At the end of 1903 one of the Hamburg-American Liners called at Dover on an experimental visit. This was followed by an agreement between the shipping company and the Harbour Board for the steamers to regularly call at Dover from July 1904. At the time Admiralty Harbour was being built, which enclosed the whole of the bay as we see today. This restricted passage and in 1906, the Deutschland collided with the Prince of Wales Pier. The damage to the liner was such that the rest of its voyage to New York had to be cancelled. After the accident, cruise liner traffic declined.
As part of the creation of the Admiralty Harbour, work had started on extending the Admiralty Pier in 1897 and it was agreed that the Harbour Board could widen it at landward end. In 1907, SECR obtained a 99 years lease to build the Marine Station but before it was completed the station was commandeered for the duration of World War I for military use. Marine Station was returned to civilian use in January 1919 and became the main station for cross Channel passengers.
On 19 August 1921, the Railways Act received Royal Assent that proscribed all the railway companies, which were in private hands, to merge into four ‘Groups’. One of these was the Southern Railway Company and was made up of railway companies that operated south of the Thames and included SECR. Southern Railway came into operation on 1 January 1923 and the following year it was announced that the Harbour Station was closing and finally did in 1927. At the time it was agreed to demolish the building to make room for new custom sheds and warehouse accommodation.
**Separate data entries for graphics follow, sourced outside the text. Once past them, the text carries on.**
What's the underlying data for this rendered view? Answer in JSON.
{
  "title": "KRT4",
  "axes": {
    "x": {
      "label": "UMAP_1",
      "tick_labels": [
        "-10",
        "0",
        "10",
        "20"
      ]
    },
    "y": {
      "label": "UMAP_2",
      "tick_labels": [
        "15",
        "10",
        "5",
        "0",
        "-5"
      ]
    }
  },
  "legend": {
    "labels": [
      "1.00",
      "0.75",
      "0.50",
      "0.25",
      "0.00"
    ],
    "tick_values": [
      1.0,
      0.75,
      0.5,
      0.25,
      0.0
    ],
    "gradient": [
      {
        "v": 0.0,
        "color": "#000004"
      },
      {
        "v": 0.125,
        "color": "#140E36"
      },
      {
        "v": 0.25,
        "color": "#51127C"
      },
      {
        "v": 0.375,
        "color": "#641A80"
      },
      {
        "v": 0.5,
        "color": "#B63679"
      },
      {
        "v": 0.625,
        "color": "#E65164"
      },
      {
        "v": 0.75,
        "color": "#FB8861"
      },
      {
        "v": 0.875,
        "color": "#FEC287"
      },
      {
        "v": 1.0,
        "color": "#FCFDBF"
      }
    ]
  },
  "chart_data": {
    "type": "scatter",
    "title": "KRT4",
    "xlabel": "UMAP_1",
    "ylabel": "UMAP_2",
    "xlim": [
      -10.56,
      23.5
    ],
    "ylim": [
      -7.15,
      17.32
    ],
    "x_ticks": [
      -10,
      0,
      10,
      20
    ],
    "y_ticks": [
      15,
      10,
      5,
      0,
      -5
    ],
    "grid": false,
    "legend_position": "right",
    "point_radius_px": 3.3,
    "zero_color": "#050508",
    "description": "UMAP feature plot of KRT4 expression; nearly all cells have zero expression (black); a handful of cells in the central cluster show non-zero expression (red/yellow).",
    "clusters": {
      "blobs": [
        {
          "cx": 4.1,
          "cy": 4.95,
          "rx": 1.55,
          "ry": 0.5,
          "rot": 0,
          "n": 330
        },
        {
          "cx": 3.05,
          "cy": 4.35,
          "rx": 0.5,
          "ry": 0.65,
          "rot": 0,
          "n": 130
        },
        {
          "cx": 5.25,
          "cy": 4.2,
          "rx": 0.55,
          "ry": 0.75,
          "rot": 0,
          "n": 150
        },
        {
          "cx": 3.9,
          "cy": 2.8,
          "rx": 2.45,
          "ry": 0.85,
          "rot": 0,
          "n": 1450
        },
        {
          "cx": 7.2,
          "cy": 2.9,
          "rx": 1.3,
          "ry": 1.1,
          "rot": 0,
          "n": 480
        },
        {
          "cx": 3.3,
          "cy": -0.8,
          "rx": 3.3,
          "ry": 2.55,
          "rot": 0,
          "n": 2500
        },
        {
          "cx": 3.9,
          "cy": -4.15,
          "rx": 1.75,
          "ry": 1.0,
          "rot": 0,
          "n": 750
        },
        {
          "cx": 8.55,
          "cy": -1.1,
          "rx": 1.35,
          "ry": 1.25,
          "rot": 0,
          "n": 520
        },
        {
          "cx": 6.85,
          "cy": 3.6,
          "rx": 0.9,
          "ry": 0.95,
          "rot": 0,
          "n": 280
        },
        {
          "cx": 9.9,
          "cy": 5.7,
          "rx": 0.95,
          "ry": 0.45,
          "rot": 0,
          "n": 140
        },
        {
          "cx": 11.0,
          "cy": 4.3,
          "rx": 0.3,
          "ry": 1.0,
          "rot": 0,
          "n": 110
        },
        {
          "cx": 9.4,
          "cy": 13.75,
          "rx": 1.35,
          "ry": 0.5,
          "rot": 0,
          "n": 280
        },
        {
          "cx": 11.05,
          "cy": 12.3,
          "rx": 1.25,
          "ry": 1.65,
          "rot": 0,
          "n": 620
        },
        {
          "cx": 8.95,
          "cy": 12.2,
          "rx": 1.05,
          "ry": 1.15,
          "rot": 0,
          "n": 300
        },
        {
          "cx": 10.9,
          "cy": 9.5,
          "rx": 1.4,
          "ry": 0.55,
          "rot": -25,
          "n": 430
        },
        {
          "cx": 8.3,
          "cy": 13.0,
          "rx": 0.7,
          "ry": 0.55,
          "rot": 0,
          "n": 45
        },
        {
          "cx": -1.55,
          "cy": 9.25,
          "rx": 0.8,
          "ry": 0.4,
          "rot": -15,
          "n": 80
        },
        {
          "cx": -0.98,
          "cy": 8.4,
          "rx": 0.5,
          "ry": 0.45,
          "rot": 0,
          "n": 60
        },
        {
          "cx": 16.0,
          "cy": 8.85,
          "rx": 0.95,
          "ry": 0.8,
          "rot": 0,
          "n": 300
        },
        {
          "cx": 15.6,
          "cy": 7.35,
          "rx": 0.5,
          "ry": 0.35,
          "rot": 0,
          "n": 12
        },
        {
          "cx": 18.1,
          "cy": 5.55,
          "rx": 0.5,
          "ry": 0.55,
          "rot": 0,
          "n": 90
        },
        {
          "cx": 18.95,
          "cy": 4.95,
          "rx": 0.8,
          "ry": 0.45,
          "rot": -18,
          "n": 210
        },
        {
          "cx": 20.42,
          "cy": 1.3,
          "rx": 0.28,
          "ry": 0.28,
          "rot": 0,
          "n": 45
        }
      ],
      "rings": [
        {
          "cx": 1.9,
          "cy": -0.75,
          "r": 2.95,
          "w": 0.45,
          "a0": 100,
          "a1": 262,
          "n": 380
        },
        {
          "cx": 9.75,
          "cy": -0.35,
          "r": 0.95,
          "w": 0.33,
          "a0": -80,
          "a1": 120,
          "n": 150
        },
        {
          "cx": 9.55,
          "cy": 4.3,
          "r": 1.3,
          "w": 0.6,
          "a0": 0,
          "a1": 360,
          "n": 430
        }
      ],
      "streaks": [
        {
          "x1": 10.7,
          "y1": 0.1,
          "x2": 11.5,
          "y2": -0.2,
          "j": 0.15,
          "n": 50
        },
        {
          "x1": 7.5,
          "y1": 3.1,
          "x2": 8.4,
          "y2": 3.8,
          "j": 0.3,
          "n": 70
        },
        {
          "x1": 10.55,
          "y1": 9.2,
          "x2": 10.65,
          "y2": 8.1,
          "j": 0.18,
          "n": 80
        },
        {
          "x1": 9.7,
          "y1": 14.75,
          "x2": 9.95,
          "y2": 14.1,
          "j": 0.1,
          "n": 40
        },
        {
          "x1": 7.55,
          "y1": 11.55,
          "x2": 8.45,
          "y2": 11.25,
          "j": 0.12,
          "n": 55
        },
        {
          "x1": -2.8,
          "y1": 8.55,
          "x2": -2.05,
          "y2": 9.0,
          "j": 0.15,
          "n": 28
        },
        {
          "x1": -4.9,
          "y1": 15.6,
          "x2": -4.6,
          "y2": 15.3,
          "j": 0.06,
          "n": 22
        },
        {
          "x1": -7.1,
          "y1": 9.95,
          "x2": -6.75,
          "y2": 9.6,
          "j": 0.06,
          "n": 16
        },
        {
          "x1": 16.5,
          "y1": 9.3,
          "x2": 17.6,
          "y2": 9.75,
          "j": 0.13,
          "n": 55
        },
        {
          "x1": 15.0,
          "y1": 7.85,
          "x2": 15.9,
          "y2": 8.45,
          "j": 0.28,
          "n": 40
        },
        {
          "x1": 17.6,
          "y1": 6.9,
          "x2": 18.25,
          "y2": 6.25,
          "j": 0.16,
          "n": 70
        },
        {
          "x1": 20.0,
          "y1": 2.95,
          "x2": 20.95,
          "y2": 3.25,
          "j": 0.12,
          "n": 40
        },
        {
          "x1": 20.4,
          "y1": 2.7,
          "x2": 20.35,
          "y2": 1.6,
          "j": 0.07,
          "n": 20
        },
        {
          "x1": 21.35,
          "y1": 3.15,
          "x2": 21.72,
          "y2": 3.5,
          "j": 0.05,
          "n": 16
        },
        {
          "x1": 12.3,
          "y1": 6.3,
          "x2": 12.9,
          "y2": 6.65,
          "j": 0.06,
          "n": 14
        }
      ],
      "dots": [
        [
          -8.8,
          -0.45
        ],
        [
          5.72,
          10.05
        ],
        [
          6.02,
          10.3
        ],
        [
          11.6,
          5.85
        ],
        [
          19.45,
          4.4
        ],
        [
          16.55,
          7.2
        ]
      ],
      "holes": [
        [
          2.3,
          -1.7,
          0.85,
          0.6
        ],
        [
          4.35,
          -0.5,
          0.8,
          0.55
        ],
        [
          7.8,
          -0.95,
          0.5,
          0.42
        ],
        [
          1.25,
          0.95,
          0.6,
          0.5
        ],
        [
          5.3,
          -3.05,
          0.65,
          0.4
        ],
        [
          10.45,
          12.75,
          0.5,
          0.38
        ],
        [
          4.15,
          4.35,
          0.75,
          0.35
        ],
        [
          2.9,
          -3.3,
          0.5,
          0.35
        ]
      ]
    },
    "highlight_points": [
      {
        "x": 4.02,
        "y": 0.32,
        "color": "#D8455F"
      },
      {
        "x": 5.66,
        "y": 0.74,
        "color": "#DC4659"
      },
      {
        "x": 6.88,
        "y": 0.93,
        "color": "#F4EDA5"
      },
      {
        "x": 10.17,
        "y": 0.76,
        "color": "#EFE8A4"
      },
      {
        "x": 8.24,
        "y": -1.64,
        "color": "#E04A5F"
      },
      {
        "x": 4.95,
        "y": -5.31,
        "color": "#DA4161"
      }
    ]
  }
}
Partial demolition was completed by June 1929 when the ferry captains put forward the case for keeping the clock tower as it provided an excellent leading line. The tower was reduced in size, a light fixed on the top and it was decided to keep the connecting building. This remained in the hands of Southern Railway Shipping department, which together with the railways was nationalised on 1 January 1948.
The 1980s saw British Rail broken up and sold including, on 27 July 1984, Sealink UK Ltd the owners of Harbour Station. After a couple of changes of owners and name, the company joined with P&O on 10 March 1998, to form P&O Stena Line. In August 2002, P&O bought out Stena Line and gained full possession of the old Harbour Station. By that time the building was Listed and the shipping company used it for training.
In 2010 P&O put the old Harbour Station on the market and following negotiations that lasted nearly two years, John Shirley, head of a Snargate Street freight-forwarding business took over the building early in 2013. He plans to institute the ‘Green policy’ similar to that he successfully put in place at the offices in Snargate Street. This included recycling and composting measures, installation of a sedum grass roof, solar panels, rainwater harvesting and use of wood-pellet boiler.
In preparation for converting the old Harbour Station, Mr Shirley constructed a site office using recycled bits and resembles a signal box. Since then he has refurbished much of the old station adding appropriate historic memorabilia. More recently the Booking Hall has been converted into an independent entertainment venue with a standing capacity of 350. It boasts of in-house professional sound and lighting and designed with touring artists and the community in mind. The aim is to bring some of the biggest names in the industry to the venue, as well as encourage and promoting local talent. These days, besides live music, comedy, theatre and community events are stages at what is called The Booking Hall.